Entre quotidien et merveilleux. Entre monumental et miniature. Le parcours de cette exposition monographique débute dans les cours de la Monnaie de Paris. People tree nous accueille. Ce banian, l’arbre le plus courant en Inde est entièrement fait d’acier, ses feuilles sont en ustensiles de cuisine. Comme si les objets du quotidien avaient pris le pas sur le vivant. Une autre cour, une autre œuvre : Adda, qui a donné son nom à l’exposition. Des colonnes, symboles des places publiques, habillées elles aussi d’objets en acier, miniatures d’ustensiles de cuisine, d’où s’échappent des sons de conversation. Un rendez-vous entre amis, pour converser, dialoguer. Plus loin, une Ambassador Car, transformée par l’artiste. Le véhicule, que l ‘artiste a intitulé Doot est coulé en aluminium, passant du statut de voiture populaire à celui d’œuvre d’art.
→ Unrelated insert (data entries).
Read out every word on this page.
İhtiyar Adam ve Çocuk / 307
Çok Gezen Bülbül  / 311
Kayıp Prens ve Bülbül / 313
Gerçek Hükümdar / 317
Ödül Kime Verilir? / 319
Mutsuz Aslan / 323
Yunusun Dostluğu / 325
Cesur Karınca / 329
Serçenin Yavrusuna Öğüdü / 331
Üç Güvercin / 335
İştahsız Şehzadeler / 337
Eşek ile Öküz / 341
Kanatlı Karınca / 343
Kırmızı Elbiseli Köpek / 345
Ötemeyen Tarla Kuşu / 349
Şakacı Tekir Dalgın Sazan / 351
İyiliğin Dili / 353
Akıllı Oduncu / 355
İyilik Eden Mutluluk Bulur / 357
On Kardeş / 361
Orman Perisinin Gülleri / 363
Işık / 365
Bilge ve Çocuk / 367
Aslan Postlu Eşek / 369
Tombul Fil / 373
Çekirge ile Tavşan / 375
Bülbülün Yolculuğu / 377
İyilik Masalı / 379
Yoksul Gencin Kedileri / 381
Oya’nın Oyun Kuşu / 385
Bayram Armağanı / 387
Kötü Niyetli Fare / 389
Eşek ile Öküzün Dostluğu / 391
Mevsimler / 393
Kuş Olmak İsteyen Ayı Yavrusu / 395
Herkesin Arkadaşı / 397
En haut des escaliers d’honneur, un pot en bronze transformé en corne d’abondance déverse une multitude d’objets, poêles à frire, outils et autres cordages. Et le début du parcours dans les salons du palais de Conti est marqué par un verre en inox, posé sur un escabeau de bois et rempli d’eau au ras bord. Marque de bienvenue en Inde, l’objet se trouve sur le passage vers l’enfilade de pièces de l’étage. Au centre du Salon Dupré, le Very hungry god. L’œuvre la plus connue de l’artiste, crâne monumental réalisé avec un assemblage d’ustensiles de cuisine. Impressionnant.

Plus loin, la dualité entre le quotidien et le merveilleux se joue de nouveau avec There is always cinema, où l’artiste présente par paires les vestiges d’un cinéma abandonné et leur reproduction en acier. Ainsi les projecteurs, bobines, pellicules, et même les toilettes du projectionniste. Une charge émotionnelle toute nostalgique.

Les Dieux sont dans la cuisine parle de nourriture, au cœur de l’œuvre de Subodh Gupta, comme la cuisine l’est dans les foyers indiens. Assemblés, juxtaposés, coulés, placés sur des tables ou sur des plateaux tournant. Les ustensiles de cuisine, omniprésents, clinquant, montrent différents visages de la culture indienne.

Le départ, l’exil est aussi un thème abordé dans le parcours. Avec Two cows, les deux vélos, qui évoquent la distribution du lait. Ou Jal Hein Kumbh, Kumbh Mein Jal Hai, où des pots, symbole du corps humain, débordent d’une barque, symbole de migration.

Une exposition rutilante, qui dialogue avec l’ADN de la Monnaie de Paris, qui travaille monnaie et métaux précieux depuis plus de mille ans.

Rendez-vous pour converser avec Subodh Gupta à la Monnaie de Paris jusqu’au 26 août 2018.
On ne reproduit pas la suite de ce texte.